Selecting candidates for reproduction or mutation using fitness proportionate selection

In [None]:
def select_one(ruleset):
    total_fitness =  sum([rule.fitness for rule in ruleset])
    selection_probs = [rule.fitness/total_fitness for rule in ruleset]
    return np.random.choice(ruleset, p=selection_probs)

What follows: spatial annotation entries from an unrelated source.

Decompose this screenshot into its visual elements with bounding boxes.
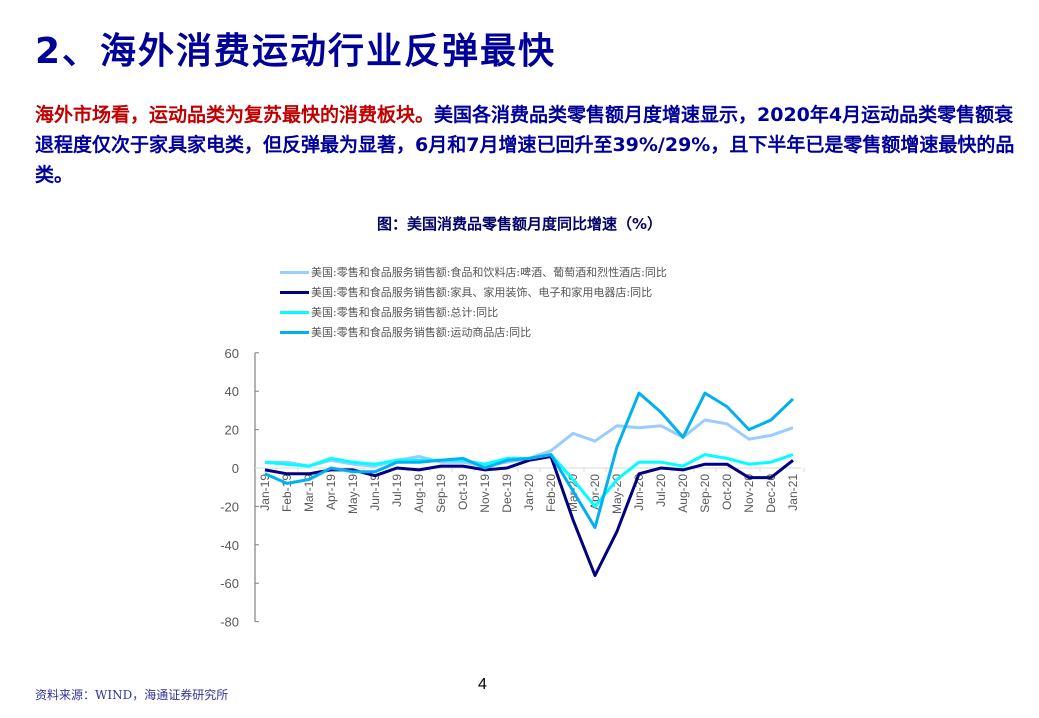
summary-highlight: 海外市场看，运动品类为复苏最快的消费板块。 [35,104,435,126]
y-tick-label: -20 [220,499,239,514]
page-title: 2、海外消费运动行业反弹最快 [35,31,557,72]
x-tick-label: Aug-20 [676,474,690,513]
x-tick-label: Sep-20 [698,474,712,513]
legend-item: 美国:零售和食品服务销售额:总计:同比 [280,302,667,322]
y-tick-label: -60 [220,576,239,591]
x-tick-label: Feb-19 [280,474,294,512]
x-tick-label: Nov-20 [742,474,756,513]
legend-swatch [280,270,309,274]
x-tick-label: Oct-19 [456,474,470,510]
legend-label: 美国:零售和食品服务销售额:总计:同比 [311,306,499,319]
x-tick-label: May-19 [346,474,360,514]
y-tick-label: 20 [225,423,239,438]
y-tick-label: -40 [220,538,239,553]
legend-item: 美国:零售和食品服务销售额:食品和饮料店:啤酒、葡萄酒和烈性酒店:同比 [280,262,667,282]
series-line [264,391,795,529]
x-tick-label: Jan-20 [522,474,536,511]
source-note: 资料来源：WIND，海通证券研究所 [35,688,229,702]
series-line [264,455,794,577]
legend-item: 美国:零售和食品服务销售额:家具、家用装饰、电子和家用电器店:同比 [280,282,667,302]
y-tick-label: 60 [225,346,239,361]
y-tick-label: 0 [232,461,239,476]
x-tick-label: Feb-20 [544,474,558,512]
x-tick-label: Jun-20 [632,474,646,511]
legend-swatch [280,290,309,294]
legend-label: 美国:零售和食品服务销售额:运动商品店:同比 [311,326,532,339]
y-tick-label: 40 [225,384,239,399]
x-tick-label: Dec-19 [500,474,514,513]
x-tick-label: Aug-19 [412,474,426,513]
x-tick-label: Mar-19 [302,474,316,512]
x-tick-label: Jan-19 [258,474,272,511]
x-tick-label: Jan-21 [786,474,800,511]
x-tick-label: Jul-20 [654,474,668,507]
legend-label: 美国:零售和食品服务销售额:食品和饮料店:啤酒、葡萄酒和烈性酒店:同比 [311,266,667,279]
x-tick-label: Nov-19 [478,474,492,513]
chart-title: 图：美国消费品零售额月度同比增速（%） [376,215,663,233]
legend-label: 美国:零售和食品服务销售额:家具、家用装饰、电子和家用电器店:同比 [311,286,653,299]
summary-paragraph: 海外市场看，运动品类为复苏最快的消费板块。美国各消费品类零售额月度增速显示，20… [35,100,1025,190]
page-number: 4 [478,676,487,693]
x-tick-label: Jun-19 [368,474,382,511]
y-tick-label: -80 [220,615,239,630]
x-tick-label: Apr-19 [324,474,338,510]
legend-swatch [280,310,309,314]
legend-swatch [280,330,309,334]
x-tick-label: Oct-20 [720,474,734,510]
summary-body: 美国各消费品类零售额月度增速显示，2020年4月运动品类零售额衰退程度仅次于家具… [35,104,1015,186]
chart-legend: 美国:零售和食品服务销售额:食品和饮料店:啤酒、葡萄酒和烈性酒店:同比 美国:零售… [280,262,667,342]
x-tick-label: Sep-19 [434,474,448,513]
x-tick-label: Dec-20 [764,474,778,513]
legend-item: 美国:零售和食品服务销售额:运动商品店:同比 [280,322,667,342]
x-tick-label: Jul-19 [390,474,404,507]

def select_parents(ruleset):
    total_fitness =  sum([rule.fitness for rule in ruleset])
    selection_probs = [rule.fitness/total_fitness for rule in ruleset]
    return np.random.choice(ruleset, size=2, replace=False, p=selection_probs)

In [None]:
def evovle(ruleset, p_n, p_crossover):
    m = len(ruleset)
    n = round(p_n * m)
    num_children_needed = round(n * p_crossover)
    num_mutation_needed = n - num_children_needed
    sorted_ruleset = sorted(ruleset, key=lambda x: x.fitness, reverse = True)
    crossover_without_mutation = sorted_ruleset[:m-n]
    crossover_with_mutation = []
    offspring = []

    for i in range(num_children_needed):
        p1, p2 = select_parents(sorted_ruleset)
        offspring.append(p1.reproduce(p2))
    
    for j in range(num_mutation_needed):
        candidate = select_one(sorted_ruleset)
        crossover_with_mutation.append(candidate.mutate())

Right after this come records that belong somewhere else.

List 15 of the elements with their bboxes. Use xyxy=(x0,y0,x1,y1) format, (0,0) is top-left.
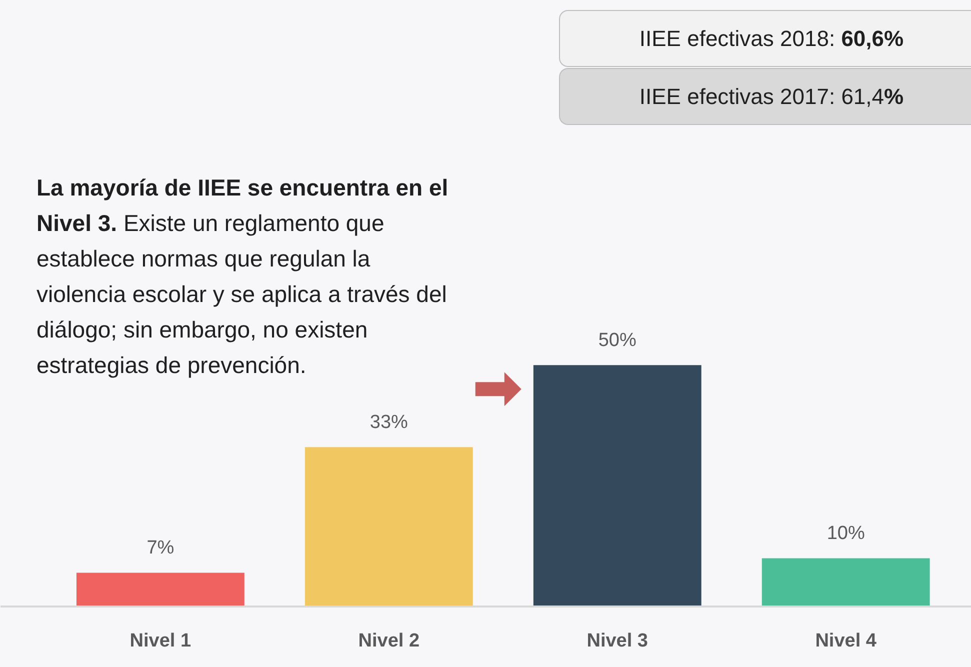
annotation: La mayoría de IIEE se encuentra en el Nivel 3. Existe un reglamento que establece normas que regulan la violencia escolar y se aplica a través del diálogo; sin embargo, no existen estrategias de prevención. xyxy=(36,174,448,378)
bar xyxy=(76,572,244,606)
bar xyxy=(304,447,473,606)
data-label: 10% xyxy=(826,523,865,544)
bar xyxy=(762,558,930,606)
x-tick-label: Nivel 2 xyxy=(358,630,420,652)
data-label: 7% xyxy=(146,538,174,559)
label-box: IIEE efectivas 2017: 61,4% xyxy=(559,68,971,125)
bar xyxy=(533,365,702,606)
x-tick-label: Nivel 4 xyxy=(815,630,877,652)
x-tick-label: Nivel 1 xyxy=(130,630,192,652)
label-box: IIEE efectivas 2018: 60,6% xyxy=(559,10,971,67)
x-tick-label: Nivel 3 xyxy=(586,630,648,652)
data-label: 33% xyxy=(370,412,408,434)
data-label: 50% xyxy=(598,330,636,352)
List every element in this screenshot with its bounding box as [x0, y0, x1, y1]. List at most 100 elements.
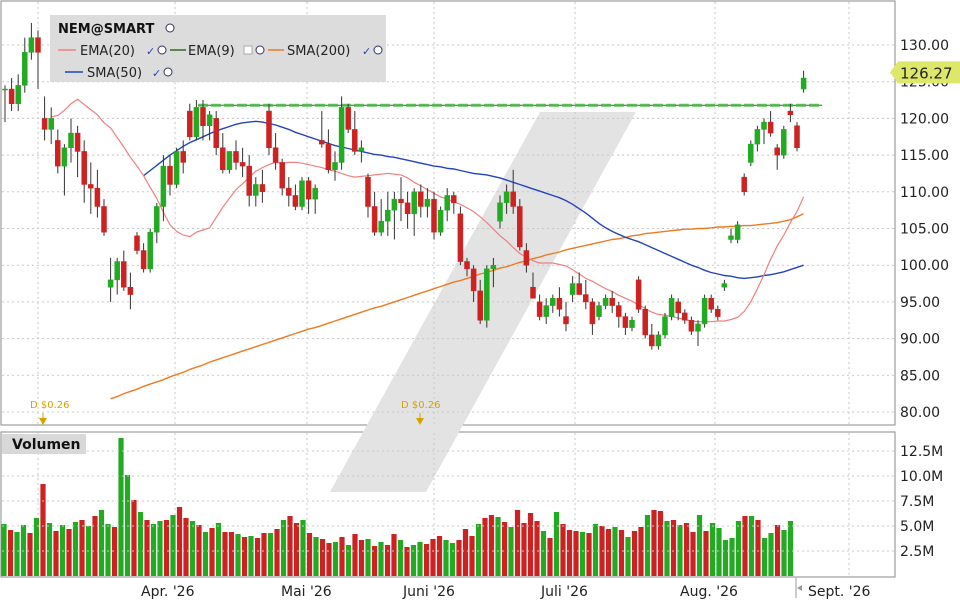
arrow-down-icon — [39, 418, 47, 425]
volume-bar — [157, 521, 163, 576]
candle-body — [715, 308, 721, 317]
candle-body — [787, 110, 794, 115]
volume-bar — [248, 536, 254, 576]
time-tick-label: Apr. '26 — [141, 584, 195, 600]
legend-ema9: EMA(9) — [188, 44, 235, 59]
candle-body — [167, 165, 173, 185]
volume-bar — [657, 511, 664, 576]
volume-bar — [326, 543, 332, 576]
volume-bar — [33, 518, 40, 576]
last-price-label: 126.27 — [900, 64, 953, 82]
volume-title-background — [2, 434, 86, 454]
checkmark-icon[interactable]: ✓ — [146, 45, 155, 58]
candle-body — [41, 118, 48, 130]
candle — [391, 191, 398, 240]
candle-body — [55, 140, 61, 167]
candle — [35, 30, 41, 90]
volume-bar — [254, 538, 261, 576]
candle — [728, 228, 734, 244]
volume-bar — [625, 537, 631, 576]
candle — [682, 309, 688, 324]
candle — [41, 96, 48, 141]
candle — [444, 188, 450, 222]
candle — [74, 125, 81, 178]
candle-body — [352, 129, 358, 152]
candle — [781, 125, 787, 159]
volume-bar — [287, 516, 293, 576]
candle — [622, 312, 629, 335]
dividend-marker-1[interactable]: D $0.26 — [30, 400, 70, 425]
volume-bar — [755, 520, 761, 576]
candle-body — [583, 294, 589, 303]
candle — [48, 107, 54, 145]
dividend-marker-2[interactable]: D $0.26 — [401, 400, 441, 425]
candle-body — [734, 224, 741, 240]
volume-bar — [378, 542, 384, 576]
candle — [55, 129, 61, 174]
candle — [61, 144, 68, 196]
candle-body — [569, 283, 576, 295]
candle-body — [543, 305, 549, 317]
candle-body — [668, 297, 675, 317]
candle-body — [748, 143, 754, 163]
candle — [642, 305, 648, 339]
checkmark-icon[interactable]: ✓ — [152, 67, 161, 80]
arrow-right-icon — [797, 585, 802, 591]
candle-body — [774, 147, 780, 156]
settings-icon[interactable] — [163, 67, 173, 77]
candle — [312, 184, 318, 214]
volume-bar — [267, 533, 274, 576]
volume-bar — [365, 539, 371, 576]
candle-body — [345, 107, 351, 130]
volume-bar — [436, 536, 443, 576]
candle — [510, 169, 516, 214]
price-tick-label: 85.00 — [900, 368, 940, 384]
volume-tick-label: 5.0M — [900, 519, 934, 535]
settings-icon[interactable] — [373, 45, 383, 55]
candle — [543, 298, 549, 324]
candle — [226, 151, 233, 174]
candle — [583, 279, 589, 310]
volume-bar — [729, 538, 735, 576]
candle-body — [464, 261, 470, 270]
candle — [325, 129, 332, 174]
volume-bar — [189, 521, 196, 576]
volume-tick-label: 2.5M — [900, 544, 934, 560]
settings-icon[interactable] — [165, 23, 175, 33]
candle-body — [213, 118, 219, 149]
candle-body — [794, 125, 800, 149]
candle — [708, 294, 714, 313]
candle — [503, 184, 510, 214]
last-price-badge: 126.27 — [890, 61, 960, 84]
candle — [253, 177, 259, 207]
candles — [2, 22, 807, 350]
volume-bar — [345, 545, 352, 576]
volume-bar — [79, 520, 85, 576]
candle — [477, 279, 483, 324]
candle-body — [589, 301, 596, 325]
legend-sma50: SMA(50) — [87, 66, 142, 81]
volume-bar — [462, 529, 469, 576]
candle-body — [325, 143, 332, 171]
volume-bar — [586, 533, 592, 576]
volume-bar — [592, 524, 599, 576]
time-tick-label: Sept. '26 — [808, 584, 871, 600]
candle-body — [741, 176, 747, 193]
volume-bar — [690, 532, 696, 576]
checkmark-icon[interactable]: ✓ — [362, 45, 371, 58]
volume-bar — [72, 522, 79, 576]
candle — [649, 323, 655, 350]
candle — [167, 155, 173, 196]
volume-bar — [553, 512, 560, 576]
checkbox-icon[interactable] — [243, 45, 253, 55]
volume-bar — [176, 507, 183, 576]
candle — [332, 151, 338, 181]
settings-icon[interactable] — [157, 45, 167, 55]
candle — [431, 191, 437, 240]
settings-icon[interactable] — [255, 45, 265, 55]
candle-body — [226, 151, 233, 171]
volume-bar — [579, 532, 586, 576]
price-tick-label: 105.00 — [900, 222, 949, 238]
candle-body — [272, 147, 279, 163]
price-tick-label: 90.00 — [900, 332, 940, 348]
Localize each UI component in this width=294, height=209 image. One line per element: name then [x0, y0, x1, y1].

    return crossover_without_mutation + offspring + crossover_with_mutation
    



Prepare the environment and generate a given number of rulesets:

In [None]:
env = gym.make("CartPole-v1", render_mode="human")
env = gym.wrappers.TimeLimit(env,200)
observation, info= env.reset()
list_to_return = []

ruleset = generate_ruleset(100)

Running for 8 generations

In [None]:
import pygame

gen = 10

scoreboard = pd.DataFrame()
for i in range(gen):

    for rule in ruleset:
        score = 0
        maxscore = 0

        for episode in range(1000):
            observation, reward, terminated, truncated, info = env.step(action(observation, rule))
            score += reward
            
            if terminated or truncated:
                observation, info = env.reset()
                if score > maxscore:
                    maxscore = score 
                score = 0
                
        rule.update_fitness(int(maxscore))

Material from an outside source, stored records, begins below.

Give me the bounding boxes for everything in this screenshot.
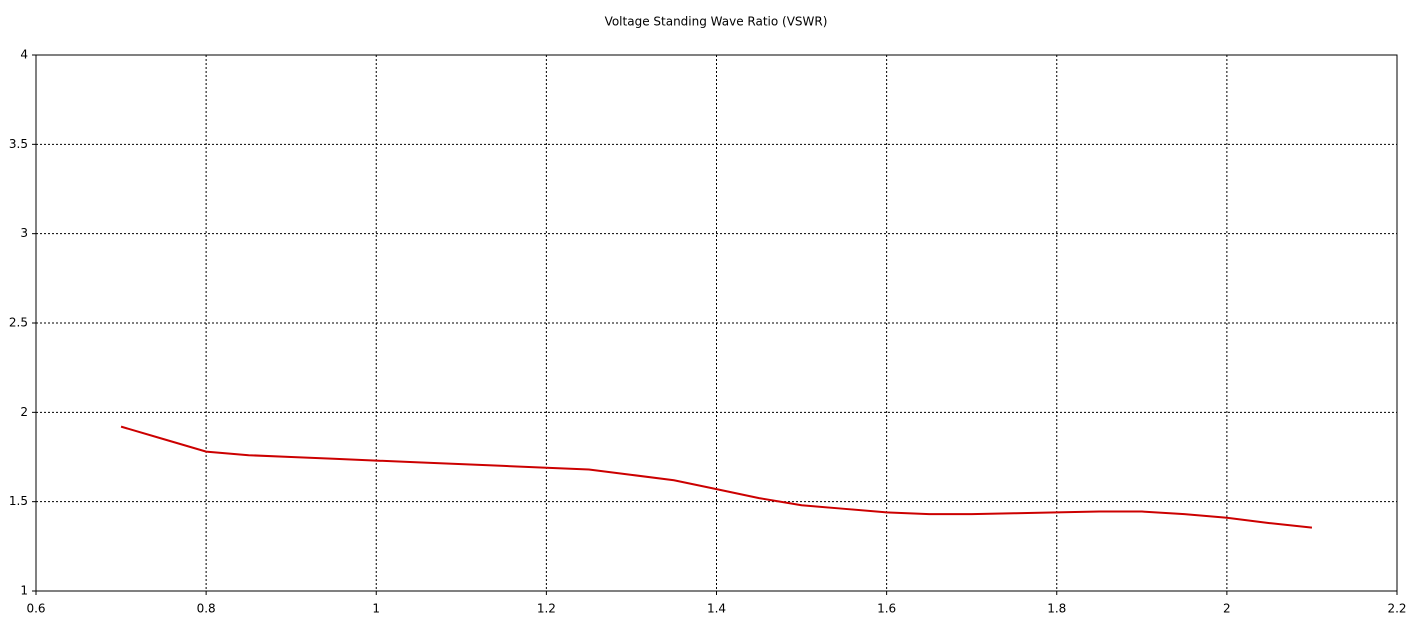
x-tick-label: 0.8 [197,602,216,616]
y-tick-label: 2.5 [9,316,28,330]
x-tick-label: 1 [372,602,380,616]
x-tick-label: 2.2 [1387,602,1406,616]
y-tick-label: 4 [20,48,28,62]
y-tick-label: 1 [20,584,28,598]
x-tick-label: 1.8 [1047,602,1066,616]
x-tick-label: 1.2 [537,602,556,616]
y-tick-label: 1.5 [9,494,28,508]
x-tick-label: 2 [1223,602,1231,616]
y-tick-label: 2 [20,405,28,419]
chart-title: Voltage Standing Wave Ratio (VSWR) [605,15,828,29]
y-tick-label: 3 [20,226,28,240]
x-tick-label: 1.6 [877,602,896,616]
x-tick-label: 0.6 [26,602,45,616]
y-tick-label: 3.5 [9,137,28,151]
x-tick-label: 1.4 [707,602,726,616]
vswr-line [120,425,1313,529]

    ranked_ruleset = sorted(ruleset, key=lambda x: x.fitness, reverse = True)

    score_list = [r.fitness for r in ranked_ruleset]
    id_list = [r.id for r in ranked_ruleset]

    df = pd.DataFrame({'ID': id_list,'Fitness': score_list})
    # df = df.astype(str)
    df.to_csv(f'results_generation_{i}.csv', index=False, header=False, sep=",")

    scoreboard[f'Generation_{i}'] = score_list

    ruleset = evovle(ranked_ruleset, 0.8, 0.8)

scoreboard.to_csv(f'scores_after_{i}_generations.csv', index=False, header=False)

env.close()